A rebel deadline has passed for the release of the leader of a militant group in Nigeria's troubled Niger Delta. The group's members are threatening to destroy government property and oil facilities unless he is released by authorities.

Members of the banned militant group known as the Niger Delta People's Volunteer Force, or NDPVF, have warned foreign oil workers to leave the area, as they prepare to retaliate for the arrest of their leader.

Group members say Moujahid Dokubo-Asari was arrested Tuesday by soldiers and police in his office in the Niger Delta's major city, Port Harcourt. Police say Mr. Dokubo-Asari is being questioned for comments allegedly calling for Nigeria's disintegration.

Gunfire was heard throughout the night as his supporters began to mobilize. And early Wednesday, NDPVF commander Dakuro Princewill set a deadline of two oclock in the afternoon local time for Mr. Dokubo-Asari's release. Mr. Pricewell said thousands of militants were ready to arm themselves and retaliate against the government and foreign interests.

The leader of another militant group known as the Ijaw Youth Council, Miadiye Kuromiema, says he expects a swift response from federal security forces.

"The direct response [of] the federal government is a crackdown," said Miadiye Kuromiema. "The federal government has always used every opportunity to terrorize the people to quietness."

The Niger Delta has long been the scene of violent confrontations between federal security forces and armed groups, who are demanding a greater share of petroleum wealth and blame foreign oil companies for destroying the local environment.

Tensions have been running high following the detention last week in London of Bayelsa state Governor Diepreye Alamieyeseigha over corruption allegations.

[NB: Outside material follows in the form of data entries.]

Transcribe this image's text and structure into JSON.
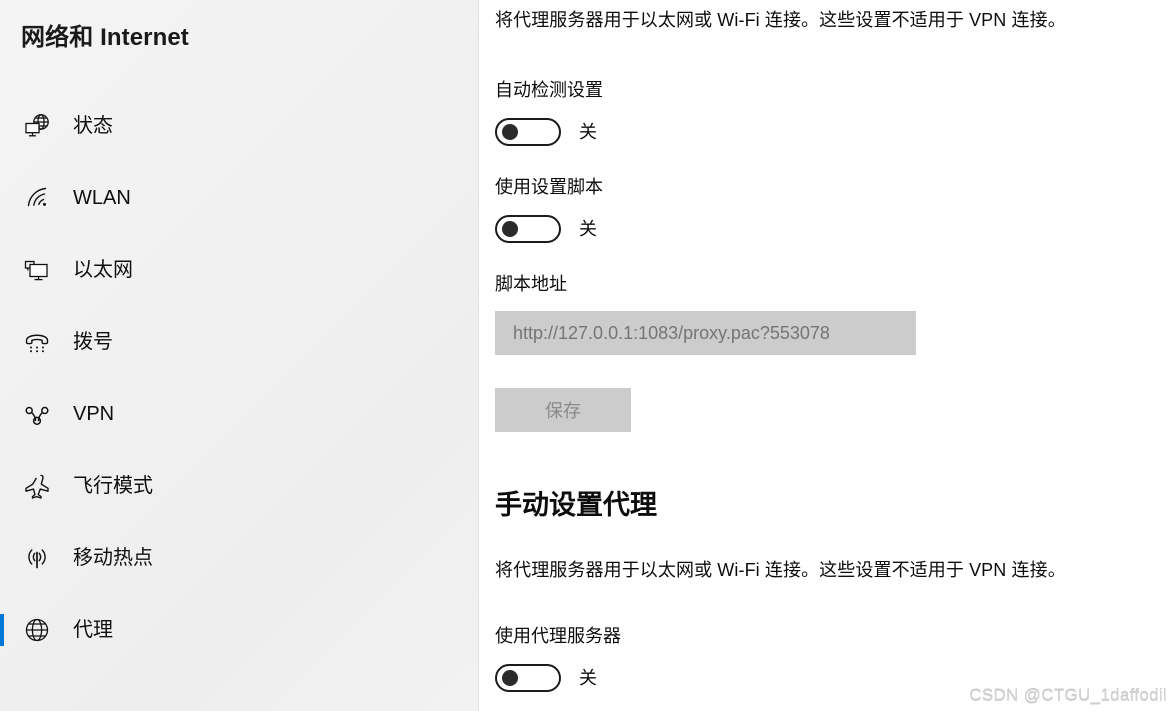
{
  "sidebar": {
    "title": "网络和 Internet",
    "selected_index": 7,
    "accent_color": "#0078d7",
    "items": [
      {
        "label": "状态",
        "icon": "status-globe-monitor-icon"
      },
      {
        "label": "WLAN",
        "icon": "wifi-icon"
      },
      {
        "label": "以太网",
        "icon": "ethernet-icon"
      },
      {
        "label": "拨号",
        "icon": "dialup-phone-icon"
      },
      {
        "label": "VPN",
        "icon": "vpn-key-icon"
      },
      {
        "label": "飞行模式",
        "icon": "airplane-icon"
      },
      {
        "label": "移动热点",
        "icon": "mobile-hotspot-icon"
      },
      {
        "label": "代理",
        "icon": "proxy-globe-icon"
      }
    ]
  },
  "main": {
    "auto_proxy_description": "将代理服务器用于以太网或 Wi-Fi 连接。这些设置不适用于 VPN 连接。",
    "auto_detect": {
      "label": "自动检测设置",
      "state": "关"
    },
    "use_setup_script": {
      "label": "使用设置脚本",
      "state": "关"
    },
    "script_address": {
      "label": "脚本地址",
      "value": "http://127.0.0.1:1083/proxy.pac?553078",
      "placeholder": "http://127.0.0.1:1083/proxy.pac?553078"
    },
    "save_button": {
      "label": "保存",
      "enabled": false
    },
    "manual_section": {
      "heading": "手动设置代理",
      "description": "将代理服务器用于以太网或 Wi-Fi 连接。这些设置不适用于 VPN 连接。",
      "use_proxy_server": {
        "label": "使用代理服务器",
        "state": "关"
      }
    }
  },
  "watermark": {
    "text": "CSDN @CTGU_1daffodil",
    "overlay_text": "CSDN @CTGU_1daffodil"
  }
}
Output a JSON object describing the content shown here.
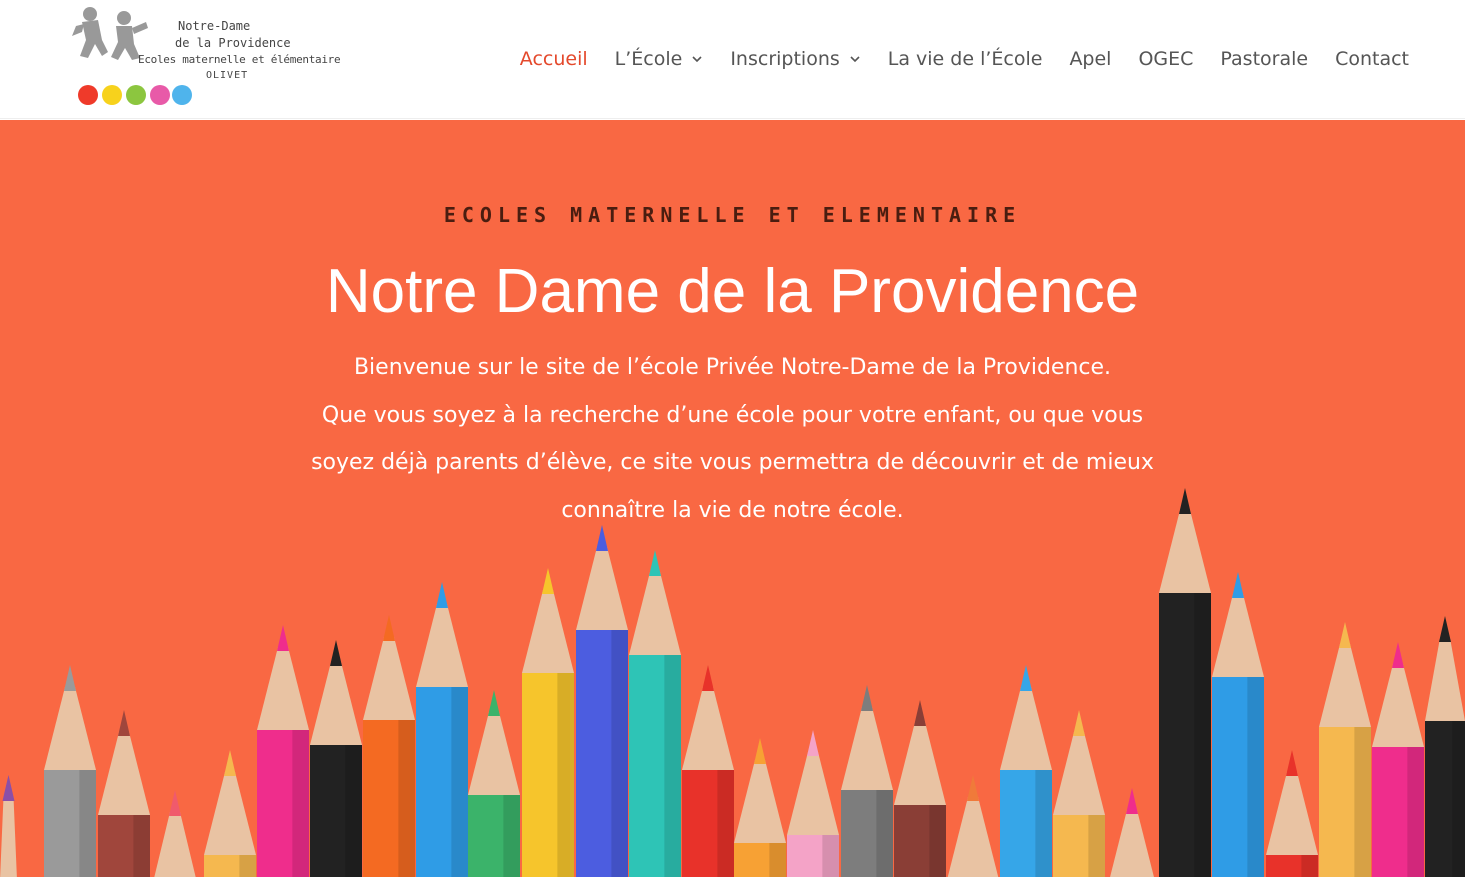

His passport is being held by British police pending developments in the case.

The governor's supporters in the Niger Delta accuse President Olusegun Obasanjo of using an anti-corruption campaign to get rid of political enemies.

West Africa political analyst Olly Owen is currently in Port Harcourt on a research trip. He says the arrest of the militia leader Tuesday may have been taken as a preventative measure.

"The government in Nigeria might be taking preemptive action in detaining Mr. Dokubo-Asari," said Olly Owen. "That might be a preemptive action. At the moment, I don't think that anything direct is likely to happen on the ground in terms of major developments."

Mr. Owen says real acts of violence and sabotage have, in the past, rarely been signaled beforehand. And he says, there is reason to believe that will be the case again.

"When you look at the incidents where workers of foreign oil companies have been kidnapped in the past, it's generally by the local communities or local militia groups," he said. "Actually, when things are said at a higher political level, they tend to be more in the field of rhetoric and are more symbolic statements."

Last year, Mr. Dokubo-Asari helped send world oil prices to record levels with threats to unleash a full-scale war on international oil firms. He scaled back those threats after holding direct meetings with President Obasanjo.